The day after Thanksgiving, Cain, after not hearing back from her son, found him dead on his living room floor. She waited 3 months for a toxicology report to confirm that he’d died from fentanyl poisoning. In the meantime, she began receiving pictures of drugs from a person on Snapchat on her son’s phone. The DEA investigated, and the person Cain believes sold her son the drugs that killed him served less than 24 hours in jail. Cain said she reached out to Snapchat and the business claimed it had filters in place to prevent illicit activity.
“I think that they’ve been given a free pass… and I think it’s time we start holding them accountable,” she said. Cain said her son bought pills to help relieve his anxiety, but instead they cost him his life.
Rep. Kim Schrier, MD (D-Wash.), a pediatrician, said she is working on legislation to “make sure families have the tools to keep their children safe.” She also spoke about the importance of education and awareness for children, prescribers, and patients, and asked another witness where parents can find guidance about speaking to their children about drugs.

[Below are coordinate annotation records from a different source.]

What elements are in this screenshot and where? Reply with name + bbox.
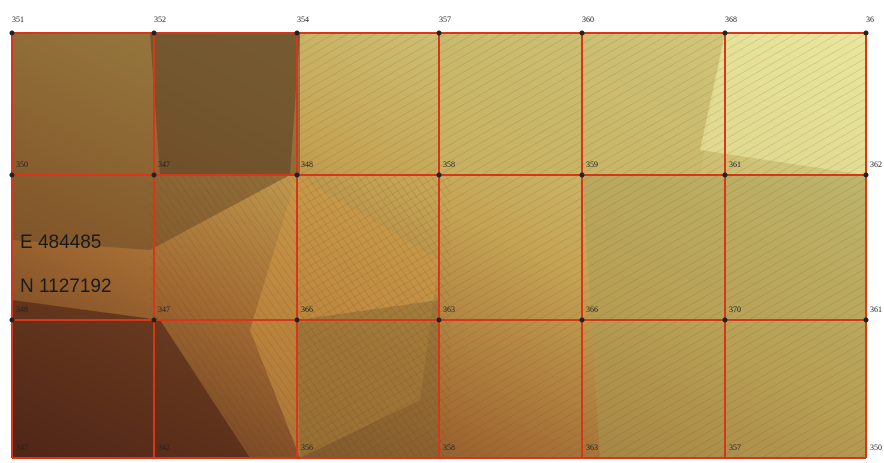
top-label: 360 (582, 15, 594, 24)
node-label: 347 (158, 305, 170, 314)
grid-node (9, 172, 15, 178)
grid-node (579, 317, 585, 323)
node-label: 361 (729, 160, 741, 169)
grid-node (863, 30, 869, 36)
grid-node (151, 317, 157, 323)
grid-node (294, 317, 300, 323)
node-label: 366 (301, 305, 313, 314)
node-label: 350 (870, 443, 882, 452)
node-label: 356 (301, 443, 313, 452)
top-label: 352 (154, 15, 166, 24)
node-label: 350 (16, 160, 28, 169)
grid-node (722, 172, 728, 178)
grid-node (9, 30, 15, 36)
node-label: 361 (870, 305, 882, 314)
node-label: 359 (586, 160, 598, 169)
node-label: 362 (870, 160, 882, 169)
grid-node (294, 172, 300, 178)
grid-node (436, 172, 442, 178)
easting: E 484485 (20, 232, 101, 253)
grid-node (722, 317, 728, 323)
top-label: 354 (297, 15, 309, 24)
grid-node (9, 317, 15, 323)
northing: N 1127192 (20, 276, 112, 297)
grid-node (863, 172, 869, 178)
top-label: 357 (439, 15, 451, 24)
node-label: 342 (158, 443, 170, 452)
node-label: 348 (301, 160, 313, 169)
grid-node (579, 30, 585, 36)
node-label: 347 (16, 443, 28, 452)
grid-node (436, 30, 442, 36)
node-label: 366 (586, 305, 598, 314)
grid-node (436, 317, 442, 323)
grid-node (151, 30, 157, 36)
grid-node (863, 317, 869, 323)
node-label: 357 (729, 443, 741, 452)
node-label: 363 (586, 443, 598, 452)
top-label: 351 (12, 15, 24, 24)
node-label: 370 (729, 305, 741, 314)
grid-node (151, 172, 157, 178)
node-label: 358 (443, 160, 455, 169)
node-label: 358 (443, 443, 455, 452)
node-label: 347 (158, 160, 170, 169)
grid-node (722, 30, 728, 36)
node-label: 348 (16, 305, 28, 314)
grid-node (294, 30, 300, 36)
grid-node (579, 172, 585, 178)
top-label: 36 (866, 15, 874, 24)
node-label: 363 (443, 305, 455, 314)
grid (9, 30, 869, 459)
labels: 351 352 354 357 360 368 36 350 347 348 358 359 361 36… (12, 15, 882, 452)
top-label: 368 (725, 15, 737, 24)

“Today is a different world than I grew up in with social media… but it’s also the world of ‘Take one pill and you die,'” said Stephen Loyd, MD, chief medical officer for Cedar Recovery, headquartered in Mount Juliet, Tennessee. “Most of us have some kind of experience with things in our past that maybe we could have handled better,” said Loyd, who is himself in recovery for opioid use disorder. Children need to know their parents aren’t perfect, he said.

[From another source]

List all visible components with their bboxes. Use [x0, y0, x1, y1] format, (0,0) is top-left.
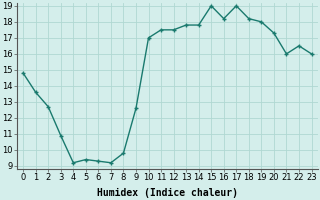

Loyd’s son was age 9 when Loyd sought help for his substance use problem. And he was open with his son and daughter about what he was going through. Loyd also urged parents to warn children that “just because it comes out of a bottle that a doctor wrote a prescription for, it is not okay.”
Schrier agreed, adding that “anything anybody hands you, whether they tell you it’s ibuprofen or… Adderall … that could be the pill that ends your life.”